We  welcome the increased flexibilities within the ARRS and the explicit re-commitment to their funding beyond 2024

This is the final year of Investment and Evolution, which set out how PCNs are the building blocks of integrated care systems and brought much-needed investment to primary care. However, the significant events in recent years have had a destabilising effect on primary care; there are now  almost 850 fewer GPs than in December 2019 and there is increased demand from patients with increasingly complex needs in the aftermath of the pandemic, whether they are initially presenting with mental or physical health needs or being managed by primary care while they wait for treatment elsewhere. Unsurprisingly, the effect of the last few years is not unique to primary care and the full benefits of system working are yet to be realised.

We urge the government to consider further mechanisms for attracting and retaining GPs

Despite this challenging context, primary care has risen to the occasion. General practice is an outlier within the NHS; it is now treating more patients than it did pre-pandemic, but accessing services remains an issue for many patients – as it does for other NHS providers. Therefore, the focus on access and freeing clinician time via reducing QOF and IIF indicators, as well as not introducing anymore service specifications, is rightly placed. We also welcome the increased flexibilities within the ARRS and the explicit re-commitment to their funding beyond 2024.

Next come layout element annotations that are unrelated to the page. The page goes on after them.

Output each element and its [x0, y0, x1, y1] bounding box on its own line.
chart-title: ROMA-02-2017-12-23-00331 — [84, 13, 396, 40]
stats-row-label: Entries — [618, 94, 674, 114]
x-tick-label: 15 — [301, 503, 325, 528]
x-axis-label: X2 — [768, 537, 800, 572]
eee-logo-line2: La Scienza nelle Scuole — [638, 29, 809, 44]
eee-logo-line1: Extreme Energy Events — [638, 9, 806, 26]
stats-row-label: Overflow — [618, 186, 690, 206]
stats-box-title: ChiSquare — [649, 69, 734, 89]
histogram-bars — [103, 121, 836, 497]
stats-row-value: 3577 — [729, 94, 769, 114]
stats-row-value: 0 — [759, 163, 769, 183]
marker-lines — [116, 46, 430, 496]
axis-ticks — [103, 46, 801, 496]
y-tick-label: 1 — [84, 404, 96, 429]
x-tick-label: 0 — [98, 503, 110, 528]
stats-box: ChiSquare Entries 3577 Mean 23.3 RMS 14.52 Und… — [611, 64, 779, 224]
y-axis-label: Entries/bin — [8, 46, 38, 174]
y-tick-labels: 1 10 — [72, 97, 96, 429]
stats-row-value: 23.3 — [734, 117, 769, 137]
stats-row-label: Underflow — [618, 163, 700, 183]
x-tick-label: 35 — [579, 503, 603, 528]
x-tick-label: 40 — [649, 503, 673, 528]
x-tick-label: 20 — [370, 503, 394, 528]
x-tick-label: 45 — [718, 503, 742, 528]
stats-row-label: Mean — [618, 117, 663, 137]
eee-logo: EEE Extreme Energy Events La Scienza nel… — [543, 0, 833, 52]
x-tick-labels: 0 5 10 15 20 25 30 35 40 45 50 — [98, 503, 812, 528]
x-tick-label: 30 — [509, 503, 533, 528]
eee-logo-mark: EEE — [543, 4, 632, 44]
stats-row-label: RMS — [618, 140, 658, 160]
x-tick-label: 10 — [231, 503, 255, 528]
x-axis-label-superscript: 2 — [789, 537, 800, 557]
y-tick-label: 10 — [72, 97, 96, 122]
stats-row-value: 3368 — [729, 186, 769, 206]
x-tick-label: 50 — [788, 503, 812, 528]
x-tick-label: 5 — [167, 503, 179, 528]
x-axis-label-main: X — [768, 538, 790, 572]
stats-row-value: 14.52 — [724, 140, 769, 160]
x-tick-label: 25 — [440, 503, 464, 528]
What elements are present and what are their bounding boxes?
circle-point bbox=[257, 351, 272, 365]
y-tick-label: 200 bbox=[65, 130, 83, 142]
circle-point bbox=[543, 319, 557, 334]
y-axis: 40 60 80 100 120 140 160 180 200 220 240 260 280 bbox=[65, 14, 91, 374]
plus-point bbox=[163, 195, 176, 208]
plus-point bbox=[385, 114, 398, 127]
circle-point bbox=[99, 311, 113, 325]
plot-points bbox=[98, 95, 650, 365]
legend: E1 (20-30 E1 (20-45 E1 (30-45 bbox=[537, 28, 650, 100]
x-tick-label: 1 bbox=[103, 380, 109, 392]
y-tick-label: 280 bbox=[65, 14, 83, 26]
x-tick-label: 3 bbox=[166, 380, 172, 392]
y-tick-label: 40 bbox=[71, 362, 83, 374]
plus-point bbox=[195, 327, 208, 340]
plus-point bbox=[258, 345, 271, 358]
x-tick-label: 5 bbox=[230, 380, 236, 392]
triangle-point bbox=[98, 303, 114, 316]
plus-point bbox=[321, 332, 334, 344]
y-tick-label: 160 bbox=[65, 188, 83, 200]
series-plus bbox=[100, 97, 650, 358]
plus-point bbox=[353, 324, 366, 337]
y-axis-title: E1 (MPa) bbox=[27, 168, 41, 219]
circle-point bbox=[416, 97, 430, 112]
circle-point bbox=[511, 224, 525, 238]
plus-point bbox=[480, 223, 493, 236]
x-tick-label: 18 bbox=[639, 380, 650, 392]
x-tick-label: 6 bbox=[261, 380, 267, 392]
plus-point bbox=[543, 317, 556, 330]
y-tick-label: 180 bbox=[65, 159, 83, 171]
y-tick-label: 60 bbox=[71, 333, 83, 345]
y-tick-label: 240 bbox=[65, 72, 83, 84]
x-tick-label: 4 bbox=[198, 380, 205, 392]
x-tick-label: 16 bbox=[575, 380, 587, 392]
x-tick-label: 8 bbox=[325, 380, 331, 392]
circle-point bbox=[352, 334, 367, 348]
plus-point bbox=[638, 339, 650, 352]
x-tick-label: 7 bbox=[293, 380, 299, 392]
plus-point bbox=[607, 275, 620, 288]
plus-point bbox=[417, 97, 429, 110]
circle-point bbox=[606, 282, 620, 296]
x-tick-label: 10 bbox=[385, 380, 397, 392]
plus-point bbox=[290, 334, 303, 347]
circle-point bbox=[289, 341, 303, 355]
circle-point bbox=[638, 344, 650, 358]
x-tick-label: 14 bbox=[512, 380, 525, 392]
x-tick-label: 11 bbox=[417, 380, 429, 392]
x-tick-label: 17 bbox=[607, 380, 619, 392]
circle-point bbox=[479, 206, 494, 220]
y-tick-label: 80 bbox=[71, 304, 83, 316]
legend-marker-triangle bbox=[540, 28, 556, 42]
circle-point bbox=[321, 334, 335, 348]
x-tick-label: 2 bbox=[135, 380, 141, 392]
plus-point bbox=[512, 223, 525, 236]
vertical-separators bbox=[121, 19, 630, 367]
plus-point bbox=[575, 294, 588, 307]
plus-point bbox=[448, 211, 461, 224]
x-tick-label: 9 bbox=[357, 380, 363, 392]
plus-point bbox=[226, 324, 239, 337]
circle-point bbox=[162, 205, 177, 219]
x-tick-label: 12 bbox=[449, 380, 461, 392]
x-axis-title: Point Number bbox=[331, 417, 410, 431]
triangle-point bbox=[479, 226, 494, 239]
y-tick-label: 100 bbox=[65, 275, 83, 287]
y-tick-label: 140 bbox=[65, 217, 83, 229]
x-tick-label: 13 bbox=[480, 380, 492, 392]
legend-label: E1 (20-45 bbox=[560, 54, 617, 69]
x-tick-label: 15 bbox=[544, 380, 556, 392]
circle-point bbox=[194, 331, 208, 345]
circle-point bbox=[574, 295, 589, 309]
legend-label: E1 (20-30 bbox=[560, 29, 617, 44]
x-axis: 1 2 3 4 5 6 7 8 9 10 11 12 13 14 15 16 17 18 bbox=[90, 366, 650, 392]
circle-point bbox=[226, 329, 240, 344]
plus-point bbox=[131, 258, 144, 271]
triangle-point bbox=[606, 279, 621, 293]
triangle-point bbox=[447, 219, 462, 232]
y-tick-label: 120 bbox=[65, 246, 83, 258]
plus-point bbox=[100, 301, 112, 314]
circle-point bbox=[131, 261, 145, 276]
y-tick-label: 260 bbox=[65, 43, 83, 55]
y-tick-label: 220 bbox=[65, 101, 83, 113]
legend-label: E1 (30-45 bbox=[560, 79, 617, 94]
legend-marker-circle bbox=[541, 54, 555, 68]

However, these developments do not address the underlying factors affecting capacity, whether these be supply or demand side. Supply-side, the shortage of GPs and optimal deployment of ARRS staff affect capacity. We therefore urge the government to consider further mechanisms for attracting and retaining GPs – including into partnership – as well as how PCNs can be supported to supervise  their ARRS professionals and ensure they are used in an optimal way for practices and the wider system, such as by ensuring ICBs set aside a portion of system development funding (SDF) for PCNs

The contract also does little to address the long-term issues affecting demand. PCNs were created to help tackle health inequalities, provide personalised care and aid prevention, yet the two-week target and the realignment of funding around access (as mainly measured by appointment activity), risks diverting efforts away from prevention and the strategic objectives of ICSs, as well as undoing the progress PCNs have made on population health management. It is therefore imperative that health inequalities funding reaches the primary care frontline, and we urge government to instruct ICBs on this matter.

Although confirmation is required around total funding, there has been no change to the annual increase to GP practice funding as set out in the 2019 framework, which remains at 2.7 per cent against a rate of 10.7 per cent inflation for the UK in 2022. The 2019 Contract Framework afforded a 2.5 per cent annual increase for the 2022/23 financial year. This is clearly below inflation and, with practices already feeling the effects of increased costs, members are concerned about their financial positions when all other bills are increasing at inflationary rates.

We must also ensure that primary care staff pay keeps pace with system partners’ and that there is sufficient capital investment to improve primary care infrastructure, including technology and estates. We therefore hope the Delivery Plan for Recovering Primary Care Access and the full contract clarify matters, ensuring inflation does not erode overall funding for primary care and that it is well-quipped to fulfil the stipulations of the contract.  

The ambitions and spirit of the Five Year Framework are laudable, pivoting the health service to  focus on prevention and tackling health inequalities through concrete services within primary care that were fairly funded and negotiated. We therefore hope that ICBs and government return to this approach. The whole health and care system is struggling to meet demand and it is vital that parties collaborate and work in partnership to improve patient outcomes.